If the numbers of patients of the two types (r = 1, 2) who arrive at times $u_{1}$ and $u_{2},$ are independent Poisson random variables with means $λ_{1, 1}, λ_{1, 2}, λ_{2, 1}$ and $λ_{2, 2},$ then by the decomposition property of Poisson processes, each $N_{s} (r, j, t)$ has a Poisson distribution with mean: $E [N_{s} (r, j, t)] = λ_{r, j} θ_{r, j}$ And, as the sum of independent Poisson distributions, $N_{s} (t)$ has a Poisson distribution with mean: $E [N_{s} (t)] = \sum_{r = 1}^{2} \sum_{j = 1}^{2} λ_{r, j} θ_{r, j}$
If the numbers of patients of the two types (r = 1, 2) who arrive at times $u_{1}$ and $u_{2},$ are a combination of independent general distributions for the type 1 patients (for example) and Poisson distributions for the type 2 patients, then as argued in 2.1.2(iii), $N_{s} (t)$ will be the sum of four independent random variables, two being mixtures of Binomial distributions and two being Poisson distributions. Furthermore, the arguments in 2.1.2(iii) can be generalised, and the distribution of $N_{s} (t)$ can be obtained as the convolution of distributions, with mean and variance found using the obvious extension of the formulae in 2.1.2(iii).

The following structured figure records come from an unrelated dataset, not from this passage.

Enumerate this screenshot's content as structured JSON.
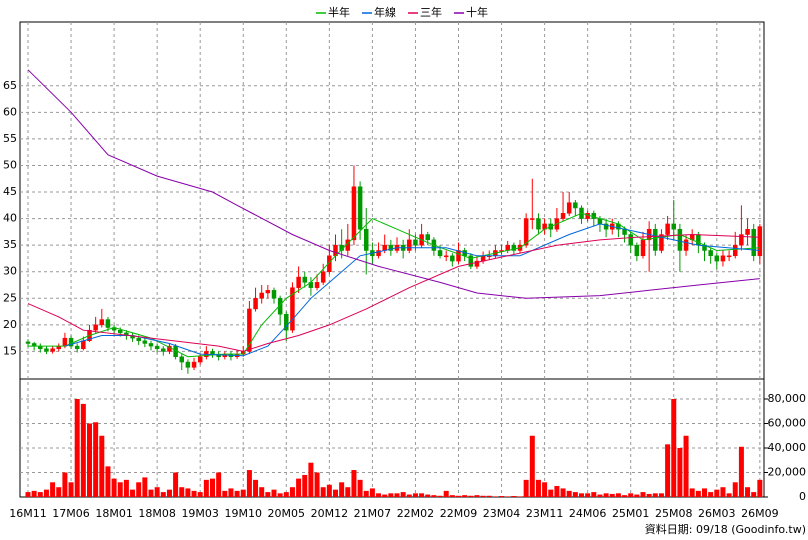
{
  "chart_data": {
    "type": "candlestick",
    "footnote": "資料日期: 09/18 (Goodinfo.tw)",
    "up_color": "#ff0000",
    "down_color": "#009900",
    "volume_color": "#ff0000",
    "grid": true,
    "legend": "top",
    "ylim": [
      10,
      77
    ],
    "yticks": [
      15,
      20,
      25,
      30,
      35,
      40,
      45,
      50,
      55,
      60,
      65
    ],
    "y2lim": [
      0,
      95500
    ],
    "y2ticks": [
      0,
      {
        "value": 20000,
        "label": "20,000"
      },
      {
        "value": 40000,
        "label": "40,000"
      },
      {
        "value": 60000,
        "label": "60,000"
      },
      {
        "value": 80000,
        "label": "80,000"
      }
    ],
    "categories": [
      "16M11",
      null,
      null,
      null,
      null,
      null,
      null,
      "17M06",
      null,
      null,
      null,
      null,
      null,
      null,
      "18M01",
      null,
      null,
      null,
      null,
      null,
      null,
      "18M08",
      null,
      null,
      null,
      null,
      null,
      null,
      "19M03",
      null,
      null,
      null,
      null,
      null,
      null,
      "19M10",
      null,
      null,
      null,
      null,
      null,
      null,
      "20M05",
      null,
      null,
      null,
      null,
      null,
      null,
      "20M12",
      null,
      null,
      null,
      null,
      null,
      null,
      "21M07",
      null,
      null,
      null,
      null,
      null,
      null,
      "22M02",
      null,
      null,
      null,
      null,
      null,
      null,
      "22M09",
      null,
      null,
      null,
      null,
      null,
      null,
      "23M04",
      null,
      null,
      null,
      null,
      null,
      null,
      "23M11",
      null,
      null,
      null,
      null,
      null,
      null,
      "24M06",
      null,
      null,
      null,
      null,
      null,
      null,
      "25M01",
      null,
      null,
      null,
      null,
      null,
      null,
      "25M08",
      null,
      null,
      null,
      null,
      null,
      null,
      "26M03",
      null,
      null,
      null,
      null,
      null,
      null,
      "26M09"
    ],
    "open": [
      16.8,
      16.5,
      16,
      15.5,
      15,
      15.5,
      16,
      17.5,
      16,
      15.5,
      17,
      19,
      20,
      21,
      19.5,
      19,
      18.5,
      18,
      17.5,
      17,
      16.5,
      16,
      15.5,
      15,
      16,
      14,
      13,
      12,
      13,
      14,
      15,
      14.5,
      14,
      14.5,
      14,
      14.5,
      15,
      23,
      25,
      26,
      26.5,
      25,
      22,
      19,
      27,
      29,
      28,
      27,
      28,
      30,
      33,
      35,
      34,
      36,
      46,
      38,
      34,
      33,
      34,
      35,
      34,
      35,
      34,
      36,
      35,
      37,
      36,
      34,
      33,
      33,
      32,
      34,
      33,
      31,
      32,
      33,
      33,
      34,
      34,
      35,
      34,
      35,
      40,
      40,
      38,
      39,
      38,
      40,
      41,
      43,
      42,
      40,
      41,
      40,
      39,
      38,
      39,
      38,
      37,
      35,
      33,
      36,
      38,
      34,
      37,
      39,
      38,
      34,
      36,
      37,
      35,
      34,
      33,
      32,
      33,
      33,
      35,
      37,
      38,
      33
    ],
    "high": [
      17.3,
      16.8,
      16.5,
      16,
      16,
      16.5,
      18.5,
      18,
      16.5,
      17.8,
      20,
      21.5,
      23,
      21.5,
      20,
      19.5,
      19,
      18.6,
      18,
      17.5,
      17,
      16.5,
      16,
      16.6,
      16.4,
      14.5,
      13.5,
      13.8,
      14.5,
      16,
      15.5,
      15,
      15,
      15,
      15.2,
      16,
      24.5,
      27,
      27.5,
      27.5,
      27,
      25.5,
      22.5,
      28,
      31,
      30,
      29,
      29.5,
      31.5,
      35,
      37,
      38,
      39,
      50,
      47,
      42,
      35.5,
      35.5,
      37,
      36,
      36.5,
      36,
      38,
      37,
      39,
      37.5,
      36.5,
      35,
      34,
      33.5,
      35.5,
      34.5,
      33.5,
      33,
      33.8,
      34,
      35,
      35,
      35.8,
      35.5,
      36,
      41,
      47.5,
      41,
      40,
      40,
      42,
      45,
      45,
      43.5,
      42.5,
      41.5,
      41.5,
      40.5,
      40,
      40,
      39.5,
      38.5,
      37.5,
      35.5,
      37.5,
      39.5,
      39,
      38,
      40.5,
      43.5,
      39,
      37,
      38,
      37.5,
      35.5,
      34.5,
      33.5,
      34,
      34,
      37.5,
      42.5,
      40,
      39,
      39
    ],
    "low": [
      15.8,
      15.2,
      14.8,
      14.5,
      14.6,
      15,
      15.6,
      15.5,
      14.8,
      15.2,
      16.8,
      18.5,
      19.5,
      18.8,
      18.2,
      17.8,
      17.2,
      16.8,
      16.2,
      15.8,
      15.2,
      14.8,
      14.2,
      14.5,
      13.5,
      11.5,
      10.8,
      11.5,
      12.5,
      13.5,
      13.8,
      13.3,
      13.5,
      13.3,
      13.6,
      14,
      14.5,
      22.5,
      24,
      25,
      24,
      20,
      17,
      18.5,
      26,
      27,
      25.5,
      26.5,
      27.5,
      29.5,
      32,
      32.5,
      33,
      35,
      36,
      29.5,
      31.5,
      32.5,
      33.5,
      33,
      33.5,
      32.5,
      33.5,
      34,
      34.5,
      35,
      33,
      32.5,
      32,
      31,
      31.5,
      32,
      30.5,
      30.5,
      31.5,
      32.3,
      32.5,
      33.2,
      33.5,
      33.3,
      33.5,
      34.5,
      38,
      37,
      37,
      36.5,
      37.5,
      39.5,
      40.5,
      40.5,
      39,
      39.5,
      38.5,
      37.5,
      36.5,
      37,
      36.5,
      35.5,
      33.5,
      32,
      32.5,
      30,
      33,
      33.5,
      36,
      36,
      30,
      33,
      35,
      33.5,
      32,
      31.5,
      30.5,
      31,
      32,
      32.5,
      34,
      35,
      32,
      31.5
    ],
    "close": [
      16.5,
      16,
      15.5,
      15,
      15.5,
      16,
      17.5,
      16,
      15.5,
      17,
      19,
      20,
      21,
      19.5,
      19,
      18.5,
      18,
      17.5,
      17,
      16.5,
      16,
      15.5,
      15,
      16,
      14,
      13,
      12,
      13,
      14,
      15,
      14.5,
      14,
      14.5,
      14,
      14.5,
      15,
      23,
      25,
      26,
      26.5,
      25,
      22,
      19,
      27,
      29,
      28,
      27,
      28,
      30,
      33,
      35,
      34,
      36,
      46,
      38,
      34,
      33,
      34,
      35,
      34,
      35,
      34,
      36,
      35,
      37,
      36,
      34,
      33,
      33,
      32,
      34,
      33,
      31,
      32,
      33,
      33,
      34,
      34,
      35,
      34,
      35,
      40,
      40,
      38,
      39,
      38,
      40,
      41,
      43,
      42,
      40,
      41,
      40,
      39,
      38,
      39,
      38,
      37,
      35,
      33,
      36,
      38,
      34,
      37,
      39,
      38,
      34,
      36,
      37,
      35,
      34,
      33,
      32,
      33,
      33,
      35,
      37,
      38,
      33,
      38.5
    ],
    "volume": [
      4000,
      5000,
      4000,
      6000,
      12000,
      8000,
      20000,
      12000,
      80000,
      76000,
      60000,
      61000,
      50000,
      25000,
      15000,
      12000,
      14000,
      6000,
      12000,
      16000,
      6000,
      8000,
      4000,
      6000,
      20000,
      8000,
      7000,
      5000,
      4000,
      14000,
      15000,
      20000,
      5000,
      7000,
      5000,
      6000,
      22000,
      14000,
      8000,
      4000,
      6000,
      3000,
      4000,
      8000,
      15000,
      18000,
      28000,
      20000,
      8000,
      10000,
      6000,
      12000,
      8000,
      22000,
      14000,
      5000,
      7000,
      3000,
      2000,
      3000,
      3000,
      4000,
      2000,
      3000,
      3000,
      2000,
      1500,
      1000,
      5000,
      1500,
      1000,
      1500,
      1000,
      1500,
      1000,
      1000,
      500,
      800,
      500,
      800,
      500,
      14000,
      50000,
      14000,
      12000,
      6000,
      9000,
      7000,
      5000,
      4000,
      3000,
      3000,
      4000,
      2000,
      3000,
      2500,
      3000,
      1500,
      3000,
      2000,
      4000,
      2500,
      3000,
      3000,
      43000,
      80000,
      40000,
      50000,
      7000,
      5000,
      7000,
      4000,
      6000,
      8000,
      3000,
      12000,
      41000,
      8000,
      4000,
      14000
    ],
    "lines": [
      {
        "name": "半年",
        "color": "#00bb00",
        "x": [
          0,
          6,
          10,
          14,
          20,
          26,
          32,
          35,
          38,
          42,
          46,
          50,
          56,
          60,
          66,
          72,
          76,
          80,
          84,
          90,
          96,
          100,
          106,
          112,
          119
        ],
        "values": [
          16,
          16,
          18,
          19.5,
          17.5,
          14,
          14.5,
          14.5,
          20,
          25,
          28,
          33,
          40,
          38,
          35,
          32.5,
          33.5,
          34.5,
          38,
          41,
          39,
          36,
          37,
          34,
          34.5
        ]
      },
      {
        "name": "年線",
        "color": "#0066dd",
        "x": [
          6,
          12,
          17,
          23,
          28,
          35,
          39,
          43,
          46,
          49,
          54,
          60,
          68,
          73,
          80,
          88,
          93,
          101,
          109,
          119
        ],
        "values": [
          16,
          18,
          18,
          16.5,
          14.5,
          14.2,
          16,
          21,
          25,
          28,
          33,
          34.5,
          34.5,
          33,
          33,
          37,
          39,
          37,
          35,
          34
        ]
      },
      {
        "name": "三年",
        "color": "#dd0055",
        "x": [
          0,
          5,
          9,
          20,
          31,
          35,
          39,
          44,
          49,
          55,
          62,
          70,
          78,
          86,
          93,
          99,
          108,
          119
        ],
        "values": [
          24,
          21.5,
          19,
          17.5,
          16,
          15,
          16.5,
          18,
          20,
          23,
          27,
          31,
          33,
          35,
          36,
          36.5,
          37,
          36.5
        ]
      },
      {
        "name": "十年",
        "color": "#8800aa",
        "x": [
          0,
          7,
          13,
          21,
          30,
          34,
          43,
          49,
          57,
          67,
          73,
          81,
          93,
          101,
          109,
          119
        ],
        "values": [
          68,
          60,
          52,
          48,
          45,
          42.5,
          37,
          34,
          31,
          28,
          26,
          25,
          25.5,
          26.5,
          27.5,
          28.7
        ]
      }
    ]
  }
}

2.1.4. R types of patients (r = 1, …, R), J arrival times $u_{1},$ $u_{2}$ …, $u_{J}$

Generalising the results in 2.1.3, we now consider R types of patients (r = 1, …, R) who arrive at J times $u_{1},$ $u_{2}$ …, $u_{J},$ and use $θ_{r, j}$ to denote $p_{s} (r, u_{j}, t) .$

If the numbers of arrivals of patients of type r (r = 1, …, R) at times $u_{j}$ (j = 1, …, J) are independent random variables $X_{r, j},$ each of which takes values 0, 1, 2, …, K with probabilities $\{q_{r, j, 0}, q_{r, j, 1}, q_{r, j, 2} \dots q_{r, j, K}\},$ then $N_{s} (t)$ is the sum of the $R \times J$ independent random variables $N_{s} (r, j, t),$ where, as in 2.1.3(i), each $N_{s} (r, j, t)$ is a mixture of Binomial distributions, i.e., $N_{s} (r, j, t) \sim \{\begin{matrix} \begin{matrix} B in (0, θ_{r, j}) with prob = q_{r, j, 0} \\ B in (1, θ_{r, j}) with prob = q_{r, j, 1} \end{matrix} \\ \begin{matrix} \dots \dots \dots \dots \dots \dots \dots \dots . \\ B in (K, θ_{r, j}) with prob = q_{r, j, K} \end{matrix} \end{matrix} for r = 1, \dots, R; j = 1, \dots, J$ As before, each of the $R \times J$ mixture distributions is well defined, with means and variances for r = 1, .R and j = 1, .J: $E [N_{s} (r, j, t)] = E [X_{r, j}] θ_{r, j}$ $Var [N_{s} (r, j, t)] = E [X_{r, j}] θ_{r, j} (1 - θ_{r, j}) + θ_{r, j}^{2} V ar [X_{r, j}]$ And hence the full distribution can be obtained as the convolution of the $R \times J$ separate mixture distributions, and its mean and variance are: $E [N_{s} (t)] = \sum_{r = 1}^{R} \sum_{j = 1}^{J} E [N_{s} (r, j, t)]$ $Var [N_{s} (t)] = \sum_{r = 1}^{R} \sum_{j = 1}^{J} Var [N_{s} (r, j, t)]$
If the numbers of arrivals of patients type r (r = 1, …, R) at time $u_{j}$ (j = 1, …, J) are independent Poisson random variables with means $λ_{r, j},$ then as in 2.1.3(ii), each $N_{s} (r, j, t)$ has a Poisson distribution with mean: $E [N_{s} (r, j, t)] = λ_{r, j} θ_{r, j}$ And $N_{s} (t)$ has a Poisson distribution with mean: $E [N_{s} (t)] = \sum_{r = 1}^{R} \sum_{j = 1}^{J} λ_{r, j} θ_{r, j}$
As argued in 2.1.3(iii), if the numbers of patients of the R types who arrive at the J times are a combination of independent general distributions for some patient types and Poisson distributions for the other patient types, then $N_{s} (t)$ will be the sum of $R \times J$ independent random variables, some being mixtures of Binomial distributions and the remainder being Poisson distributions. Furthermore, the same arguments can be further generalised, and the distribution of $N_{s} (t)$ can again be obtained as the convolution of known distributions, some mixtures of Binomials and some Poisson, with mean and variance obtained from the obvious extensions of the formulae in 2.1.2(iii).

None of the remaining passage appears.